La Tunisie souhaite emprunter des milliards à sa banque centrale pour remédier à ses déficits budgétaire

Tunisie

La Tunisie, à court de liquidités, souhaite prendre la mesure sans précédent d’emprunter des milliards à sa banque centrale pour remédier à ses déficits budgétaires et panser sa crise économique, une mesure qui, selon les experts, pourrait entraîner de l’inflation et diminuer la confiance dans les institutions.
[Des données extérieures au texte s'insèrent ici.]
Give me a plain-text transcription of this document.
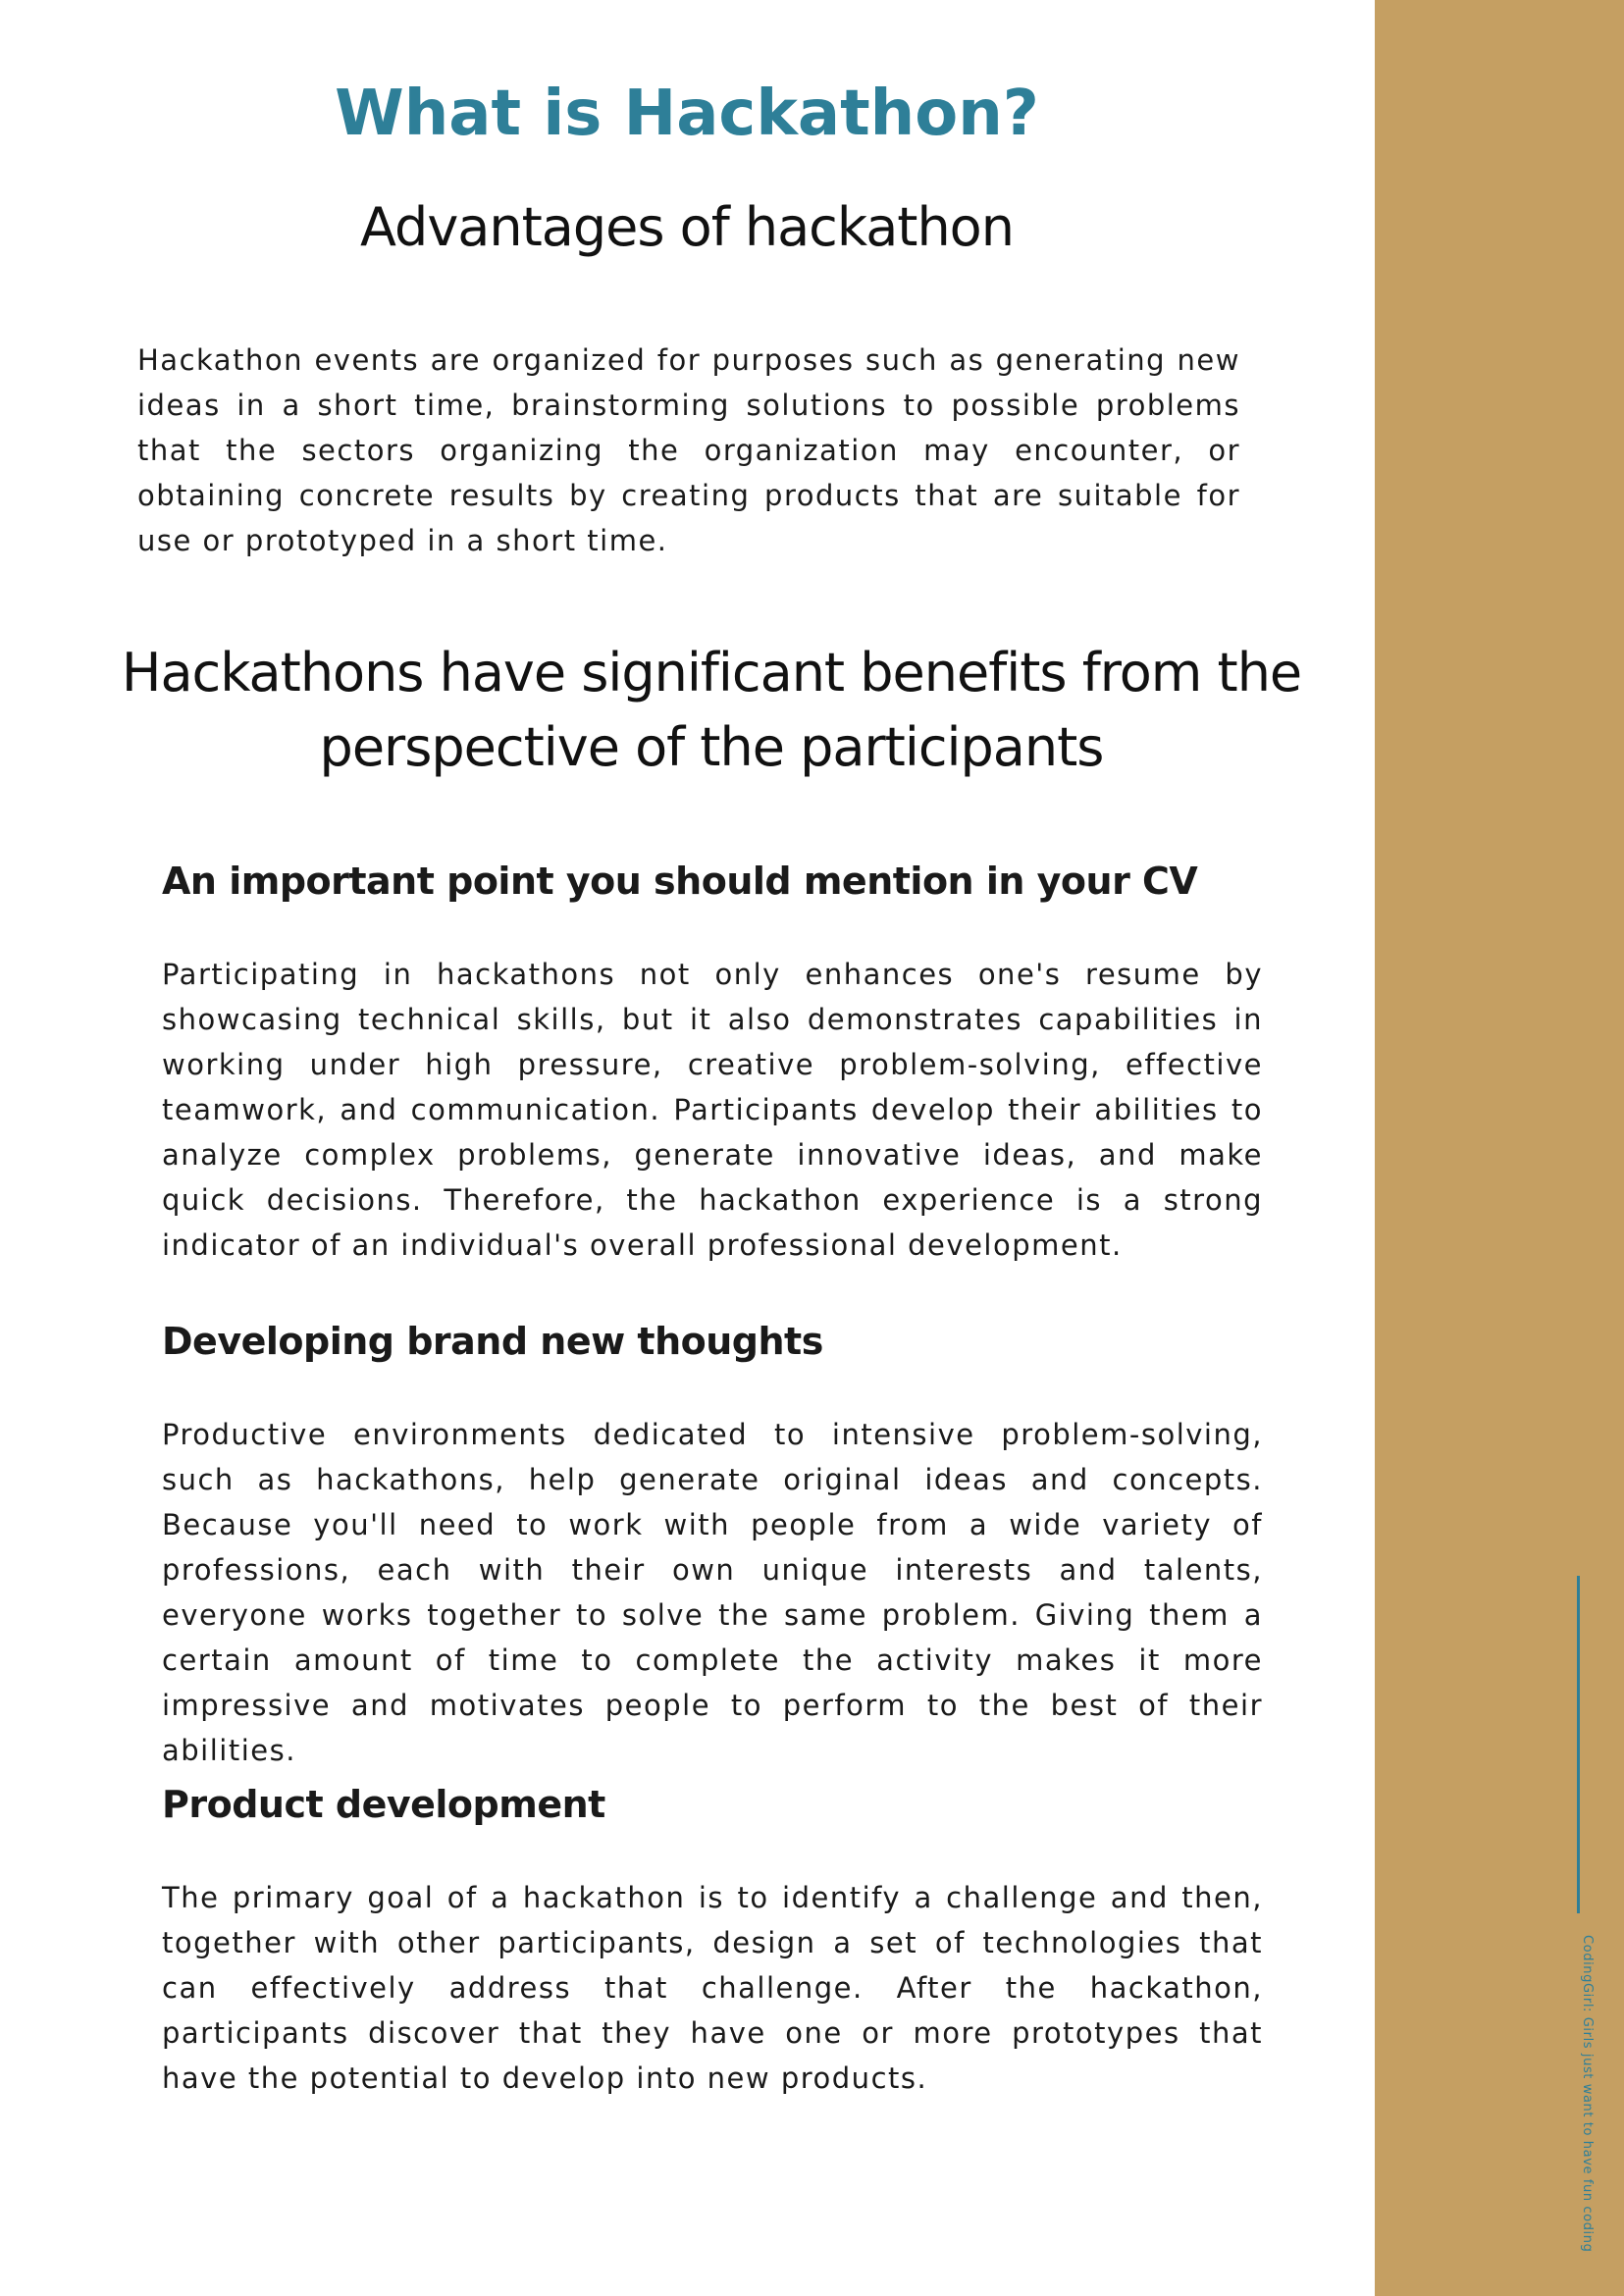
What is Hackathon?
Advantages of hackathon

Hackathon events are organized for purposes such as generating new ideas in a short time, brainstorming solutions to possible problems that the sectors organizing the organization may encounter, or obtaining concrete results by creating products that are suitable for use or prototyped in a short time.

Hackathons have significant benefits from the perspective of the participants
An important point you should mention in your CV

Participating in hackathons not only enhances one's resume by showcasing technical skills, but it also demonstrates capabilities in working under high pressure, creative problem-solving, effective teamwork, and communication. Participants develop their abilities to analyze complex problems, generate innovative ideas, and make quick decisions. Therefore, the hackathon experience is a strong indicator of an individual's overall professional development.

Developing brand new thoughts

Productive environments dedicated to intensive problem-solving, such as hackathons, help generate original ideas and concepts. Because you'll need to work with people from a wide variety of professions, each with their own unique interests and talents, everyone works together to solve the same problem. Giving them a certain amount of time to complete the activity makes it more impressive and motivates people to perform to the best of their abilities.

Product development

The primary goal of a hackathon is to identify a challenge and then, together with other participants, design a set of technologies that can effectively address that challenge. After the hackathon, participants discover that they have one or more prototypes that have the potential to develop into new products.	CodingGirl: Girls just want to have fun coding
Lors d’une réunion d’urgence à huis clos, la commission des finances du Parlement a examiné mercredi une demande du gouvernement du président Kais Saied d’emprunter des fonds après avoir révisé les lois destinées à garantir l’autonomie de la banque.

Ces lois ont ajouté la banque centrale à une liste croissante d’institutions que les critiques affirment que Saied a cherché à saper depuis son arrivée au pouvoir dans ce pays d’Afrique du Nord, en suspendant brièvement le Parlement et en réécrivant la constitution tunisienne.

Son gouvernement souhaite que la banque centrale achète directement jusqu’à 7 milliards de dinars tunisiens (2,25 milliards de dollars) d’obligations sans intérêt pour contribuer à combler un déficit budgétaire de 10 milliards de dinars (3,2 milliards de dollars).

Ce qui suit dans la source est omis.